Türkiye sahip olduğu bu doğal konumun çok iyi farkında olmalı ve bunu iyi değerlendirmelidir. Dediğiniz gibi Kuzey – Güney ve Batı – Doğu eksenlerinde her noktaya ulaşmak için Türkiye’yi kullanmak durumundasınız. Bunun için iyi bir yapılanma, lojistik planlama ve çeşitli desteklerle vazgeçilmez hale gelinmesi mümkündür.

  • Bu noktada Dünyayı saran Endüstri 4.0’ın etkilerini yakından takip etmek gerekiyor diye düşünüyorum. Sizin Endüstri 4.0 hakkındaki görüşleriniz nelerdir?
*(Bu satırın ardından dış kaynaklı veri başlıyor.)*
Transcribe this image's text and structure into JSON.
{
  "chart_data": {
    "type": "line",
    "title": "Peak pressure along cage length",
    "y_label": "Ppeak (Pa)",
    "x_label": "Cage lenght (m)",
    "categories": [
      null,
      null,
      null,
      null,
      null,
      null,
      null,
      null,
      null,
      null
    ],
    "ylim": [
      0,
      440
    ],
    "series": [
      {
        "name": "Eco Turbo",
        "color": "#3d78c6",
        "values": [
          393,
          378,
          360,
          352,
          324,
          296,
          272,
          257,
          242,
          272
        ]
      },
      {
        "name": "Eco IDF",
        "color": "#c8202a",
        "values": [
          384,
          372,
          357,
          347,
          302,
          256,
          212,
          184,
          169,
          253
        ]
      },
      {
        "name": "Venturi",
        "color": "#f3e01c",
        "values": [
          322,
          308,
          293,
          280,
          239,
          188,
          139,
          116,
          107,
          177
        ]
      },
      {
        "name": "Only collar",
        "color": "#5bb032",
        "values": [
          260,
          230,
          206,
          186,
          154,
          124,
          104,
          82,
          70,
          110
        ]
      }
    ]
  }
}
Çağımız artık bunu gerektiriyor. Geçmiş dönemdeki sanayi gelişmelerinde olduğu gibi geriden değil, aynı paralellikte ilerlememiz gerekiyor diye düşünmekteyim. Bunun için yatırımlardan ve araştırmalardan kaçınılmaması gerekir.

  • Dijitalleşme sektörlere çok fazla fırsat yaratıyor ama bunun bir de diğer tarafı var. Sektöre oluşturacağı tehditlerden de bahsedelim mi?

Sektörden ziyade belki işgücü açısından azalmaya yol açabilir. Ancak dijitalleşmeyi çok iyi yönetecek kalifiye kişilere ihtiyaç olduğu da bir gerçek.

  • Lojistik sektörü bir süredir çeşitli devlet desteklerinden yararlanıyor. Peki destek yeterli mi?

Bu desteklerin Türkiye genelinden ayrı değerlendirilmesi gerekir diye düşünüyorum. Biraz önce de belirttiğim gibi dünya standartlarında Lojistik Köy ihtiyacımız var. Bunun için öncelikle çok iyi bir Master Plan çalışması yapılmalı. Sektörde yapılacak ilerlemeler için Etki Analizleri yapılmalı. Tüm bunlar çeşitli yatırımlara bağlıdır. Bunun için lojistik sektörü her yönüyle değerlendirilmeli ve ortaya çıkacak ihtiyaçlara göre destekler belirlenmelidir.